Algorithms and Complexity Seminar

Thursday, March 6, 2008, 4:00-5:15pm in 32-G575.

Overcoming the L1 non-embeddability barrier: choose your host space wisely

Alexandr Andoni (MIT)

We propose a new technique for solving computational problems over "hard" distance metrics, such as designing nearest neighbor data structure for the edit distance (aka Levenshtein distance). The usual approach to such problems is through embeddings, which map a "hard" space into an "easy" host space, most notably L1. Although embedding into L1 has proved successful for some spaces, it has inherent limitations: it would provably require high approximation for some important metrics, including the edit distance.

Our new technique overcomes this "L1 non-embeddability barrier" for a variant of the edit distance, Ulam metric, which is edit distance on non-repetitive strings (formally, permutations). The Ulam metric captures the hardness caused by the misalignments in the edit distance, and in fact all known lower bounds for the edit distance hold for Ulam metric to almost the same degree. For example, embedding Ulam into L1 requires ~(log d) distortion (approximation), where d is the strings' length.

We achieve a nearest neighbor data structure for Ulam with exponentially better approximation, namely O(log log d).

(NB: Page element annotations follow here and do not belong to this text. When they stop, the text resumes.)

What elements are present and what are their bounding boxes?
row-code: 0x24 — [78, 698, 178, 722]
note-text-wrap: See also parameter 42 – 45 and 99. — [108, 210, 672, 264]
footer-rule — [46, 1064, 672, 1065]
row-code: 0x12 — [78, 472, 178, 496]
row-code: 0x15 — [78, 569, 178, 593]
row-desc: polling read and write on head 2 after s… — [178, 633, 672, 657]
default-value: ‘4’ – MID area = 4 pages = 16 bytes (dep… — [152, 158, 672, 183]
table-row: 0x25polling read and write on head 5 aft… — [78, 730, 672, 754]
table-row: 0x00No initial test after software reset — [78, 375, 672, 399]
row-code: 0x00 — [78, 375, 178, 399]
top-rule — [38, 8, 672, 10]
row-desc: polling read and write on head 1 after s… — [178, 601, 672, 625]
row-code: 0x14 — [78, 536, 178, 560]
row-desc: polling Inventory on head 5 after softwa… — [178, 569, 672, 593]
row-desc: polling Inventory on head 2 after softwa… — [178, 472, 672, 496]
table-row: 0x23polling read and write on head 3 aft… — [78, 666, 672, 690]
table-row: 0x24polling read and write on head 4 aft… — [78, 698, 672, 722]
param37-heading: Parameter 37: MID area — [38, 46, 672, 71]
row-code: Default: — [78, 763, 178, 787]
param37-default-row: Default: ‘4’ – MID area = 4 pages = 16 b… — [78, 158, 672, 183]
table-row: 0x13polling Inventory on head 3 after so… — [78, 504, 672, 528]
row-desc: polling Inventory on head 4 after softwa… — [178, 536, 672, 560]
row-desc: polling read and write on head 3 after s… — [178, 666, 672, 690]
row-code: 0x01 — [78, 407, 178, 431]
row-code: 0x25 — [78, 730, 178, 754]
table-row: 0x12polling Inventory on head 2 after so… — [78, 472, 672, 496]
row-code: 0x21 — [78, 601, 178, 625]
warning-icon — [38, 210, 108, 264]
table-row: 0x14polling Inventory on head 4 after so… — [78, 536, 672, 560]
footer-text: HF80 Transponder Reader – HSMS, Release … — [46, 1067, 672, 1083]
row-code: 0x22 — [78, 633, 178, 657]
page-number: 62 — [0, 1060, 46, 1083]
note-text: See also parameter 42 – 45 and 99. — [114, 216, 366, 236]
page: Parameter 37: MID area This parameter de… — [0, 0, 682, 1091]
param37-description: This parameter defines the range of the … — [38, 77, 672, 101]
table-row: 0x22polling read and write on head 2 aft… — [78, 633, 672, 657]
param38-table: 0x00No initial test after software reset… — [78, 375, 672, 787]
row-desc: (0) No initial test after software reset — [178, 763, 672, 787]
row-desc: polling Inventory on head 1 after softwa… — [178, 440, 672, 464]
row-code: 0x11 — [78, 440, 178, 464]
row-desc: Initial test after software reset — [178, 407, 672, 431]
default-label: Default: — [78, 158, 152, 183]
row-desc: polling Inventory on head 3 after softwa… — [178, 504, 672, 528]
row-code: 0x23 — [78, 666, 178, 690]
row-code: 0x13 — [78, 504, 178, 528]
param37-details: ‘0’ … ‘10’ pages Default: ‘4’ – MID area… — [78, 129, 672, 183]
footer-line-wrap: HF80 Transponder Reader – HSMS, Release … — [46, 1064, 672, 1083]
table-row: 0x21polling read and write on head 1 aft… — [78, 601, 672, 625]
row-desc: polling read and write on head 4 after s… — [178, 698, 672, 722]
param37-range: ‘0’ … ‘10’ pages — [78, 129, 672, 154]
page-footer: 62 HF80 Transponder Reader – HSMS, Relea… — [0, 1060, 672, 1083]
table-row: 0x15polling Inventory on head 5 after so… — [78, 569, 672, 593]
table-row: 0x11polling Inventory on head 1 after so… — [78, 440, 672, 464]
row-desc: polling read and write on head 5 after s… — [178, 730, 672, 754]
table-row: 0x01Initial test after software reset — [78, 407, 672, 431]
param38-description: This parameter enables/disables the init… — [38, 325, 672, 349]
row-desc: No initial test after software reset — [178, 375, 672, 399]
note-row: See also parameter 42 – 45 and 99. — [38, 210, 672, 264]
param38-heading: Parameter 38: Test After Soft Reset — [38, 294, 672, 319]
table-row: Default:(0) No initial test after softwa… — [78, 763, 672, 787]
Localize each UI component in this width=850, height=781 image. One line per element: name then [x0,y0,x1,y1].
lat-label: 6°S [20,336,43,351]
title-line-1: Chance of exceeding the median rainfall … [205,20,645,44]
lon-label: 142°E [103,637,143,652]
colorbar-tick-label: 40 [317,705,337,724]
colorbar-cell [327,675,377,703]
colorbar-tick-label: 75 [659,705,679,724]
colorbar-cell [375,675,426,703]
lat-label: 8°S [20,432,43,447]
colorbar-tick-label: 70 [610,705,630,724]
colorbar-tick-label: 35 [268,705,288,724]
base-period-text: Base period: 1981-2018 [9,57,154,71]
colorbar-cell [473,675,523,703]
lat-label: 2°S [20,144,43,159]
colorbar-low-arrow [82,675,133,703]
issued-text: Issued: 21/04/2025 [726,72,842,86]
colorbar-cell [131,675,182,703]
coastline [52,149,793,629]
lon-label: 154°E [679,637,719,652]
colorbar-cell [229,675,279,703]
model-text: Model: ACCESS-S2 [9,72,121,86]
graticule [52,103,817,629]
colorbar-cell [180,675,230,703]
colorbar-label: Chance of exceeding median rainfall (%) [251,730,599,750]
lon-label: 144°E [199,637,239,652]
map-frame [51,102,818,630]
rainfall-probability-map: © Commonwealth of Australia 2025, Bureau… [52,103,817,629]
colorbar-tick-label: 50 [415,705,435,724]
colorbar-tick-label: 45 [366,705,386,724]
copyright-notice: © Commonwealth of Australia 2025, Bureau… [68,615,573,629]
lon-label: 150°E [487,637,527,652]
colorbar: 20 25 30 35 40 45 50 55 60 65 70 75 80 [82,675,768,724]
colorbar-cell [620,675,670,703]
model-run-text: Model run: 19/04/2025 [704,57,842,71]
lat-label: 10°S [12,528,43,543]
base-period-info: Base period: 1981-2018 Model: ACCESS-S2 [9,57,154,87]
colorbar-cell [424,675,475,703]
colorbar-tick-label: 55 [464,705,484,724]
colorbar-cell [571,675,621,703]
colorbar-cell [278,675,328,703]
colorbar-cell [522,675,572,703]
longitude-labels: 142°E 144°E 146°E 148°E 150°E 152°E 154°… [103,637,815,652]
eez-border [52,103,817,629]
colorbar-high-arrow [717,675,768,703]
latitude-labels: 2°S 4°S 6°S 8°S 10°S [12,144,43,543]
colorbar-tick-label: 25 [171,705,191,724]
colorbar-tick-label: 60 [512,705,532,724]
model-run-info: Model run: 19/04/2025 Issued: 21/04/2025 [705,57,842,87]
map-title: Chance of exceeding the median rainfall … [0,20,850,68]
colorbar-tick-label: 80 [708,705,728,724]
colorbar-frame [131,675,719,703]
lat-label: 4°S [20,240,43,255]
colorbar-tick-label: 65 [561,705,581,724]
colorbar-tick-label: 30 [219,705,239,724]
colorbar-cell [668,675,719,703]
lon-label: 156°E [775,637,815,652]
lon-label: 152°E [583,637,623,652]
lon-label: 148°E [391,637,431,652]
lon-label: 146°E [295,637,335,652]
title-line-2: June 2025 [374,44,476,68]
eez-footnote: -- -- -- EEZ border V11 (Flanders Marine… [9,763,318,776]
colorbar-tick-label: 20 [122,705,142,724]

We do so by constructing a constant approximation mapping of the Ulam metric into an alternative, richer host space, which is an iterated product of standard spaces like L1 and L_infinity. Then we show that, despite the added richness, the new host space admits efficient nearest neighbor data structure.

This is joint work with Piotr Indyk and Robert Krauthgamer.

Host: Piotr Indyk

(The Algorithms and Complexity Seminar series talks are usually held Thursdays 4:00-5:15pm in 32-G575.)